Before then, Renault alliance partner Nissan is widely expected to be selling a 200-mile Leaf electric car, and the 200-mile Chevrolet Bolt EV and Tesla Model 3 will also debut over the next few years.
But beyond that, analysts believe other chemistries could gradually supplant lithium-ion.
Tesla Motors - Model S lithium-ion battery pack
At the same Munich conference, supplier Bosch predicted that alternatives like lithium-air, lithium-sulfur, and solid-state batteries will soon become commercially significant.
Solid-state batteries will be the first of these technologies to be commercialized in the short term, said Dr. Holger Fink, senior vice president of engineering for Robert Bosch Battery Systems.
Solid-state batteries replace the typical liquid electrolyte with a solid material.
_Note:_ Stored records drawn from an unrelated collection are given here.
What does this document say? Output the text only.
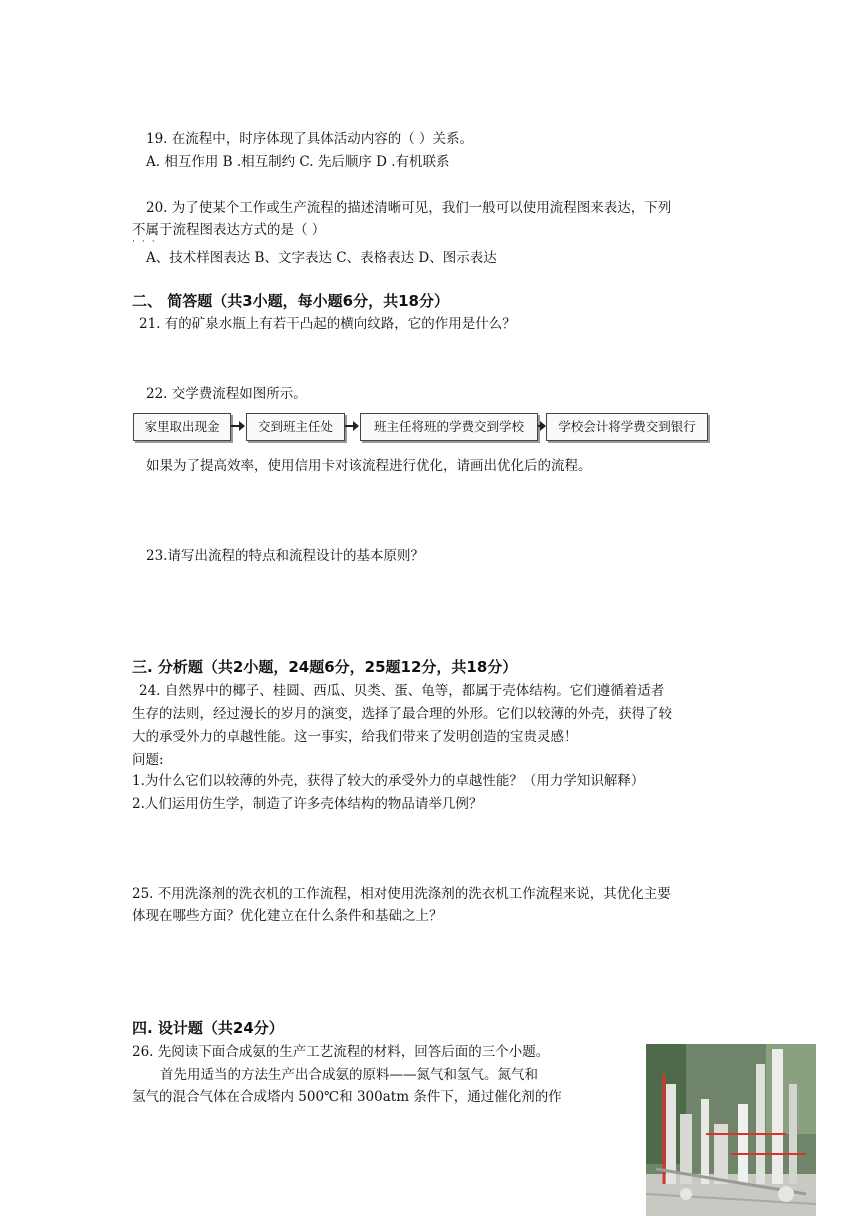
19. 在流程中，时序体现了具体活动内容的（ ）关系。
A. 相互作用 B .相互制约 C. 先后顺序 D .有机联系
20. 为了使某个工作或生产流程的描述清晰可见，我们一般可以使用流程图来表达，下列
不属于
···
流程图表达方式的是（ ）
A、技术样图表达 B、文字表达 C、表格表达 D、图示表达
二、 简答题（共3小题，每小题6分，共18分）
21. 有的矿泉水瓶上有若干凸起的横向纹路，它的作用是什么？
22. 交学费流程如图所示。
家里取出现金	交到班主任处	班主任将班的学费交到学校	学校会计将学费交到银行
如果为了提高效率，使用信用卡对该流程进行优化，请画出优化后的流程。
23.请写出流程的特点和流程设计的基本原则？
三. 分析题（共2小题，24题6分，25题12分，共18分）
24. 自然界中的椰子、桂圆、西瓜、贝类、蛋、龟等，都属于壳体结构。它们遵循着适者
生存的法则，经过漫长的岁月的演变，选择了最合理的外形。它们以较薄的外壳，获得了较
大的承受外力的卓越性能。这一事实，给我们带来了发明创造的宝贵灵感！
问题:
1.为什么它们以较薄的外壳，获得了较大的承受外力的卓越性能？（用力学知识解释）
2.人们运用仿生学，制造了许多壳体结构的物品请举几例？
25. 不用洗涤剂的洗衣机的工作流程，相对使用洗涤剂的洗衣机工作流程来说，其优化主要
体现在哪些方面？优化建立在什么条件和基础之上？
四. 设计题（共24分）
26. 先阅读下面合成氨的生产工艺流程的材料，回答后面的三个小题。
首先用适当的方法生产出合成氨的原料——氮气和氢气。氮气和
氢气的混合气体在合成塔内 500℃和 300atm 条件下，通过催化剂的作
The technology has already received some attention from carmakers including Volkswagen, which owns a stake in solid-state battery firm QuantumScape.
Lithium-sulfur batteries may become commercially viable around 2030, Fink said.
With lithium-ion well established, though, the transition to alternative battery chemistries will likely be slow and gradual.
No other cell chemistry has reached the stage where a mainstream carmaker is ready to commit to using it in production vehicles.
And even when these new technologies do become commercially viable, it will likely take time for them to erode lithium-ion's market share.